En effet, comme le dit Gilles Pinson, enseignant-chercheur en sciences politiques à Bordeaux, « les intercommunalités montent inexorablement en puissance, en termes de compétences et de budgets, mais on constate leur déficit démocratique [...]. Dans l’intercommunalité, cela se passe à huis clos entre des élus qui masquent les arrangements qu’ils passent entre eux. C’est un consensus souvent assez mou, qui porte moins sur la construction d’une vision que sur un partage des ressources de l’intercommunalité : “Tu acceptes qu’on communautarise telle ou telle compétence et, moi, je tire la ligne de tram jusque dans ta commune”. Résultat, on neutralise l’espace intercommunal comme espace de redéfinition du bien commun »3.

Faire bouger des lignes

Faute de cette évolution législative, les prochaines élections ont de grandes chances de reproduire cette disparité. Sauf à ce que des engagements soient portés par des listes elles-mêmes qui exigeraient par exemple :

- que le poste de 1er.e adjoint-e soit réservé à une personne de sexe opposé à celui du maire ;

- que le poste de 1er.e vice-président-e de l’intercommunalité soit réservé à une personne de sexe opposé à celui de président ;

- que l’exécutif soit désigné avec l’objectif d’un équilibre femmes-hommes ;

- que, si la commune n’a qu’un représentant, ce ne soit pas obligatoirement le maire ;

- que les « conférences des maires », organes non décisionnels, soient composées de binômes maire + 1er.e adjoint.e par exemple, donc de deux personnes de sexe opposé (cf. proposition 1).

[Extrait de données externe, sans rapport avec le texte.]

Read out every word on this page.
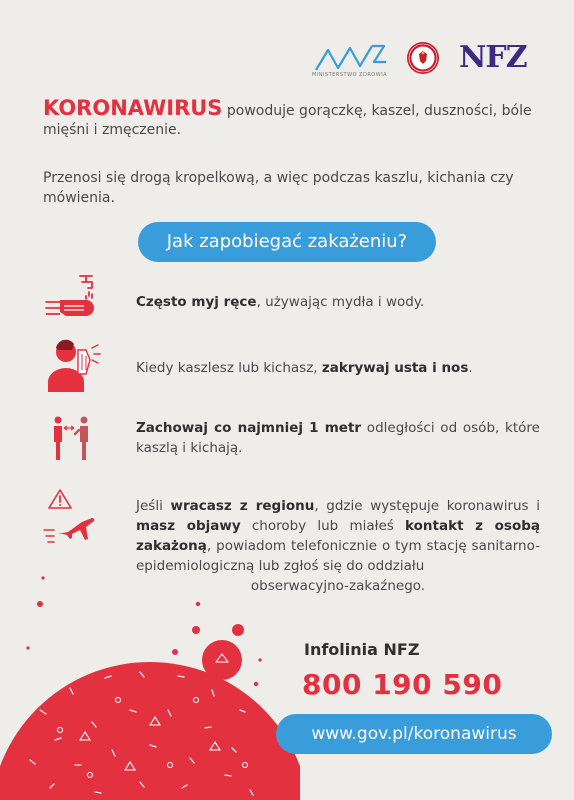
MINISTERSTWO ZDROWIA NFZ
KORONAWIRUS powoduje gorączkę, kaszel, duszności, bóle mięśni i zmęczenie.
Przenosi się drogą kropelkową, a więc podczas kaszlu, kichania czy mówienia.
Jak zapobiegać zakażeniu?
Często myj ręce, używając mydła i wody.
Kiedy kaszlesz lub kichasz, zakrywaj usta i nos.
Zachowaj co najmniej 1 metr odległości od osób, które kaszlą i kichają.
Jeśli wracasz z regionu, gdzie występuje koronawirus i masz objawy choroby lub miałeś kontakt z osobą zakażoną, powiadom telefonicznie o tym stację sanitarno-epidemiologiczną lub zgłoś się do oddziału
obserwacyjno-zakaźnego.
Infolinia NFZ
800 190 590
www.gov.pl/koronawirus
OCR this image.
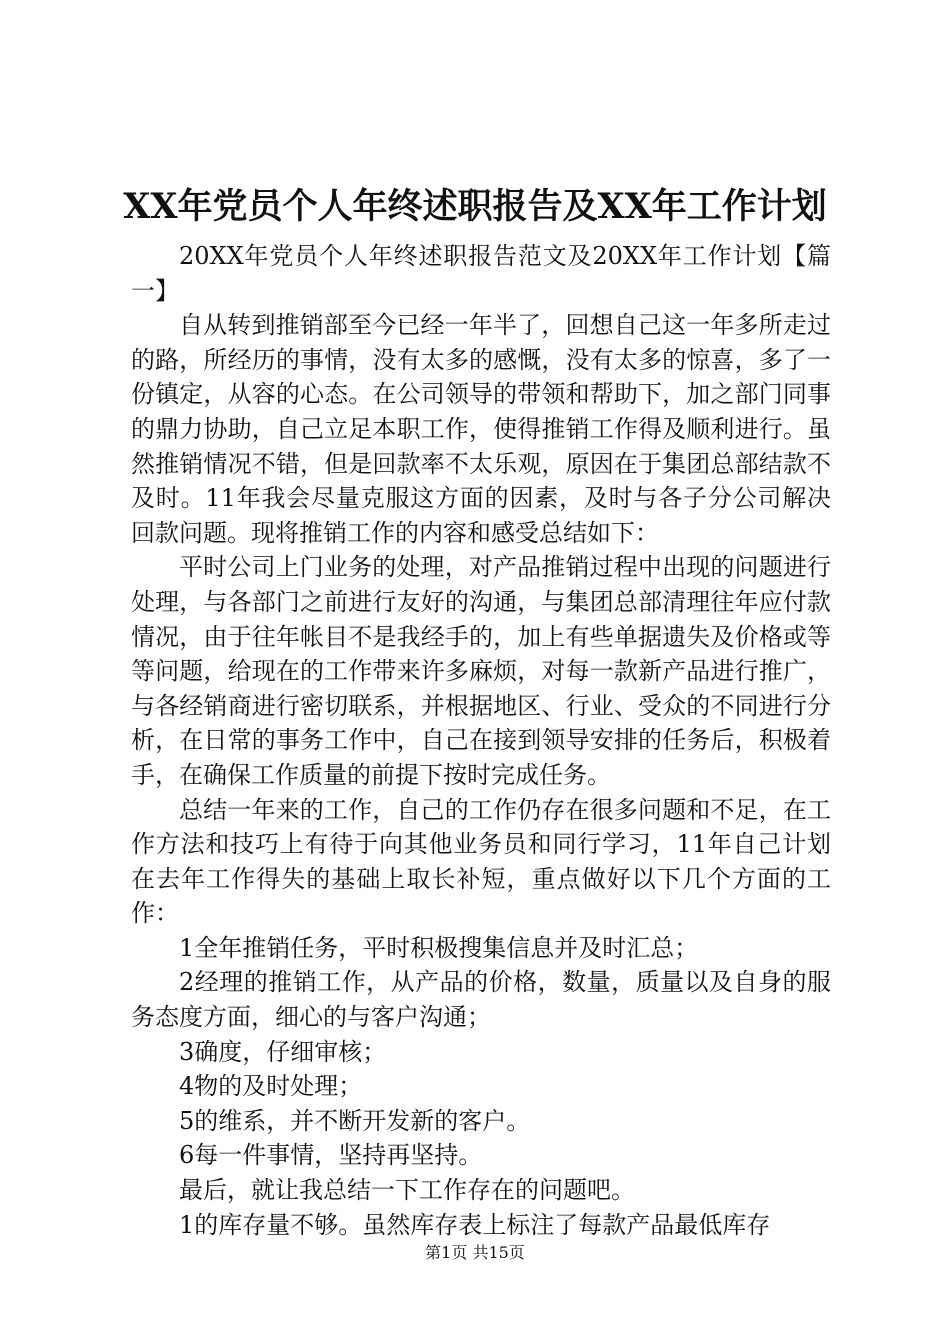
XX年党员个人年终述职报告及XX年工作计划

20XX年党员个人年终述职报告范文及20XX年工作计划【篇一】

自从转到推销部至今已经一年半了，回想自己这一年多所走过的路，所经历的事情，没有太多的感慨，没有太多的惊喜，多了一份镇定，从容的心态。在公司领导的带领和帮助下，加之部门同事的鼎力协助，自己立足本职工作，使得推销工作得及顺利进行。虽然推销情况不错，但是回款率不太乐观，原因在于集团总部结款不及时。11年我会尽量克服这方面的因素，及时与各子分公司解决回款问题。现将推销工作的内容和感受总结如下：

平时公司上门业务的处理，对产品推销过程中出现的问题进行处理，与各部门之前进行友好的沟通，与集团总部清理往年应付款情况，由于往年帐目不是我经手的，加上有些单据遗失及价格或等等问题，给现在的工作带来许多麻烦，对每一款新产品进行推广，与各经销商进行密切联系，并根据地区、行业、受众的不同进行分析，在日常的事务工作中，自己在接到领导安排的任务后，积极着手，在确保工作质量的前提下按时完成任务。

总结一年来的工作，自己的工作仍存在很多问题和不足，在工作方法和技巧上有待于向其他业务员和同行学习，11年自己计划在去年工作得失的基础上取长补短，重点做好以下几个方面的工作：

1全年推销任务，平时积极搜集信息并及时汇总；

2经理的推销工作，从产品的价格，数量，质量以及自身的服务态度方面，细心的与客户沟通；

3确度，仔细审核；

4物的及时处理；

5的维系，并不断开发新的客户。

6每一件事情，坚持再坚持。

最后，就让我总结一下工作存在的问题吧。

1的库存量不够。虽然库存表上标注了每款产品最低库存

第1页 共15页
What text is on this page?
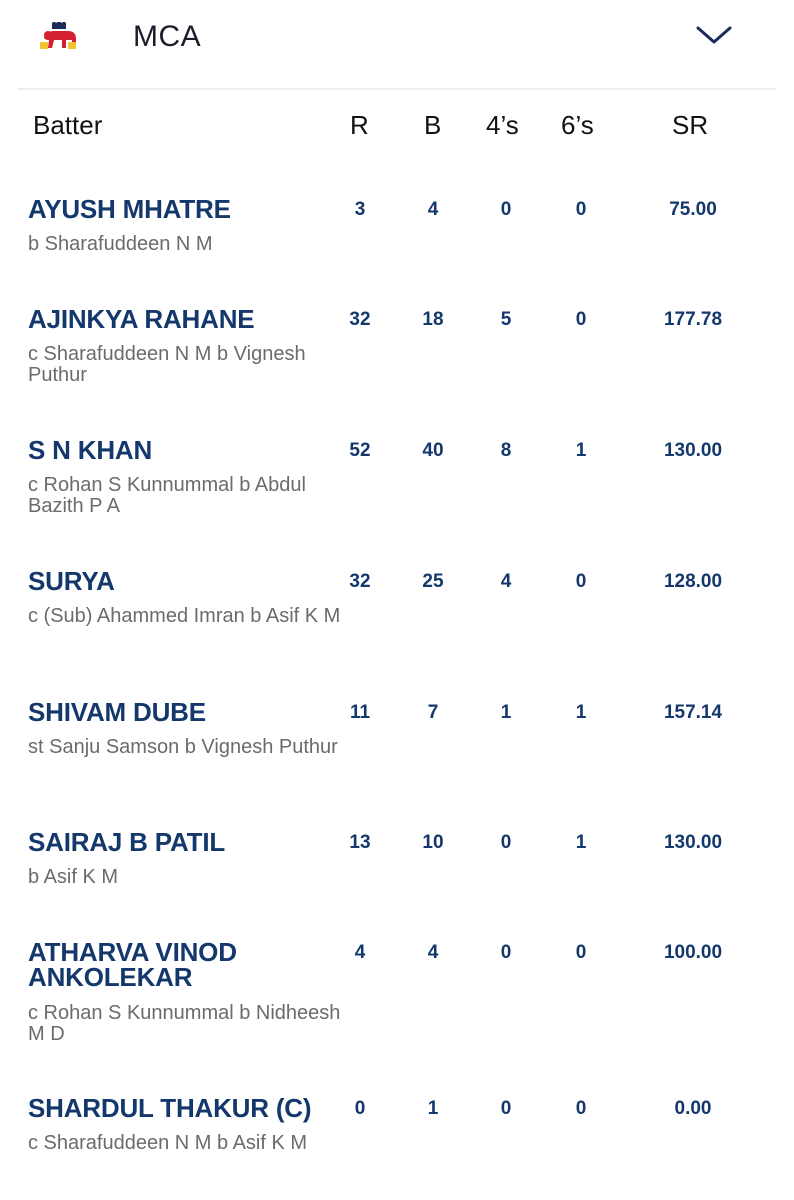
MCA
Batter	R B 4’s 6’s	SR
AYUSH MHATRE
b Sharafuddeen N M
3	4	0	0	75.00
AJINKYA RAHANE
c Sharafuddeen N M b Vignesh Puthur
32	18	5	0	177.78
S N KHAN
c Rohan S Kunnummal b Abdul Bazith P A
52	40	8	1	130.00
SURYA
c (Sub) Ahammed Imran b Asif K M
32	25	4	0	128.00
SHIVAM DUBE
st Sanju Samson b Vignesh Puthur
11	7	1	1	157.14
SAIRAJ B PATIL
b Asif K M
13	10	0	1	130.00
ATHARVA VINOD ANKOLEKAR
c Rohan S Kunnummal b Nidheesh M D
4	4	0	0	100.00
SHARDUL THAKUR (C)
c Sharafuddeen N M b Asif K M
0	1	0	0	0.00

Aucune de ces dispositions n’est incompatible avec la loi actuelle. Chacune ne demande qu’un peu de volontarisme politique.

Cet article de notre camarade Claude Touchefeu a été publié dans le numéro de novembre de Démocratie&Socialisme, la revue de la Gauche démocratique et sociale (GDS).

(1) Données du ministère de l’Intérieur en octobre 2017, qui portent sur les 1 266 établissements publics de coopération intercommunale (EPCI) recensés en février 2017, parmi lesquels 1 018 communautés de communes, 219 communautés d’agglomérations, 15 communautés urbaines et 14 métropoles.